Let's start with $$ \begin{align} \mathrm{d}x&=\cos(\theta)\,\mathrm{d}r-r\sin(\theta)\,\mathrm{d}\theta\\ \mathrm{d}y&=\sin(\theta)\,\mathrm{d}r+r\cos(\theta)\,\mathrm{d}\theta \end{align} $$ rewritten as $$ \begin{bmatrix}\mathrm{d}x\\\mathrm{d}y\end{bmatrix} =\begin{bmatrix}\cos(\theta)\\\sin(\theta)\end{bmatrix}\mathrm{d}r +\begin{bmatrix}-r\sin(\theta)\\r\cos(\theta)\end{bmatrix}\mathrm{d}\theta $$ Therefore, the displacements $\color{green}{\mathrm{d}r}$ and $\color{red}{\mathrm{d}\theta}$ get mapped to $\color{green}{\begin{bmatrix}\cos(\theta)\\\sin(\theta)\end{bmatrix}\mathrm{d}r}$ and $\color{red}{\begin{bmatrix}-r\sin(\theta)\\r\cos(\theta)\end{bmatrix}\mathrm{d}\theta}$ in $\mathbb{R}^2$:

$\hspace{3cm}$parallelogram

where the area in gray is given by $\color{green}{\begin{bmatrix}\cos(\theta)\\\sin(\theta)\end{bmatrix}\mathrm{d}r}\times\color{red}{\begin{bmatrix}-r\sin(\theta)\\r\cos(\theta)\end{bmatrix}\mathrm{d}\theta}=r\,\mathrm{d}r\,\mathrm{d}\theta$.

The fact that the cross product is involved is the reason that the $\mathrm{d}r^2$ and $\mathrm{d}\theta^2$ terms disappear and the $\mathrm{d}r\,\mathrm{d}\theta$ and $\mathrm{d}\theta\,\mathrm{d}r$ have different signs. This, and its $n$-dimensional analogs, are why we use wedge products and differential forms when changing variables.


The area element needs to be computed carefully.

This is very informal, but perhaps you should think of the volume element as a pair, rather than just a product, as in: $$\binom{dx}{dy} = \begin{bmatrix} \cos \theta & - r \sin \theta \\ \sin \theta & r \cos \theta \end{bmatrix}\binom{dr}{d\theta}$$ Multiplying a set by a matrix $A$ corresponds to changing the volume by a factor $\det A$. In this case, $\det A = r$, so the volume element computation becomes, informally, $dxdy = r dr d\theta$.

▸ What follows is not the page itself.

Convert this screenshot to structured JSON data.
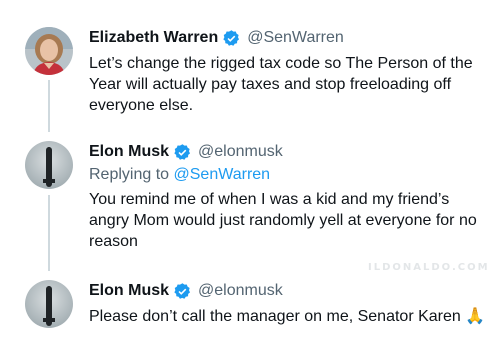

Addendum: The two volume elements are, informally, $[r,r+dr]\times[\theta,\theta+d\theta]$, and $[x,x+dx]\times[y,y+dy]$.


The short answer is that you need to consider the wedge product between the differentials, not a symmetric product as you have written. The reason for this is addressed in Robjohn's excellent answer.

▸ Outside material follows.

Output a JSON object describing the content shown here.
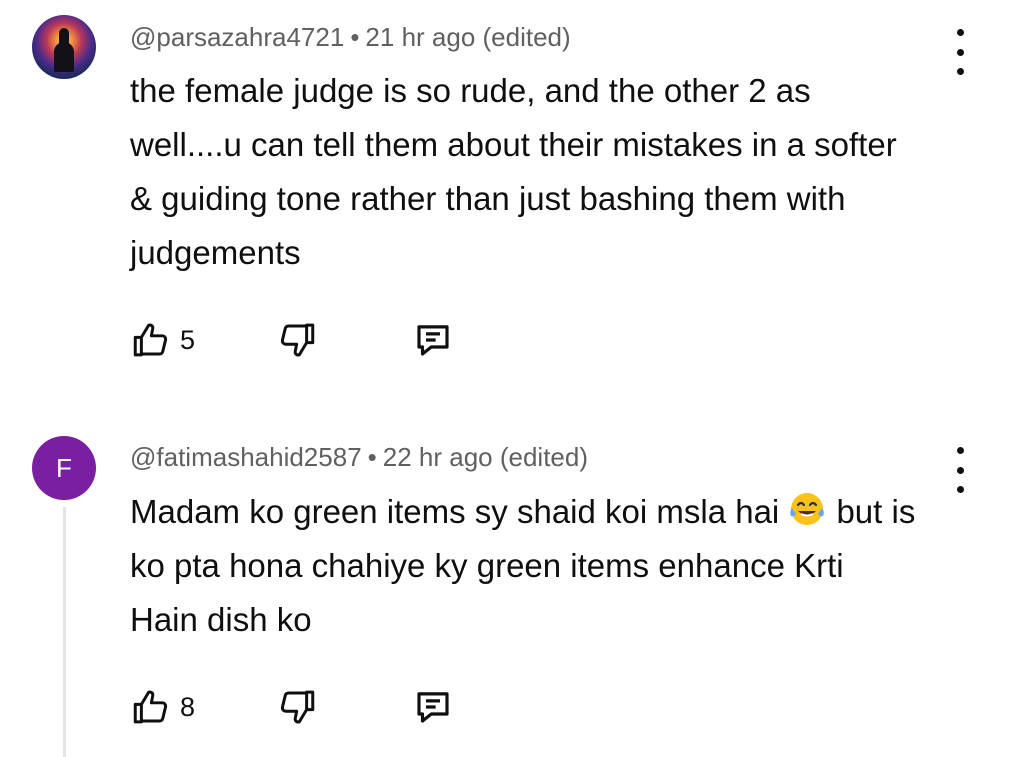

The volume element, $dV$, is formally given by the wedge product of $dx_1, \dots, dx_n$. This means that in $\mathbb{R}^2$ the volume element in Cartesian coordinates should technically be written as $$ dV = dx \wedge dy. $$ Note that the wedge product is antisymmetric, which means that in particular $dx \wedge dy = - dy \wedge dx.$ Taking this into consideration, if you perfrom this wedge product between the $dx$ and $dy$ you calculated, we have the following $$\begin{align*} dV &= dx \wedge dy \\ &= (\cos\theta ~dr - r\sin\theta ~d\theta) \wedge (\sin\theta ~dr + r\cos\theta~ d\theta) \\ &= \cos\theta \sin\theta ~dr\wedge dr + r \cos^2\theta ~dr \wedge d\theta - r\sin^2\theta~ d\theta \wedge dr -r \sin\theta\cos\theta~ d\theta \wedge d\theta\\ &= r(\cos^2\theta + \sin^2\theta) dr \wedge d\theta\\ &= r~ dr \wedge d\theta, \end{align*} $$ where we have also used the fact that $dr \wedge dr = d\theta \wedge d\theta = 0.$ If you calculate the determinant of the Jacobian you'll find $$\det\left(\dfrac{\partial(x,y)}{\partial{(r,\theta)}}\right) = r,$$ which concurs with the above calculation.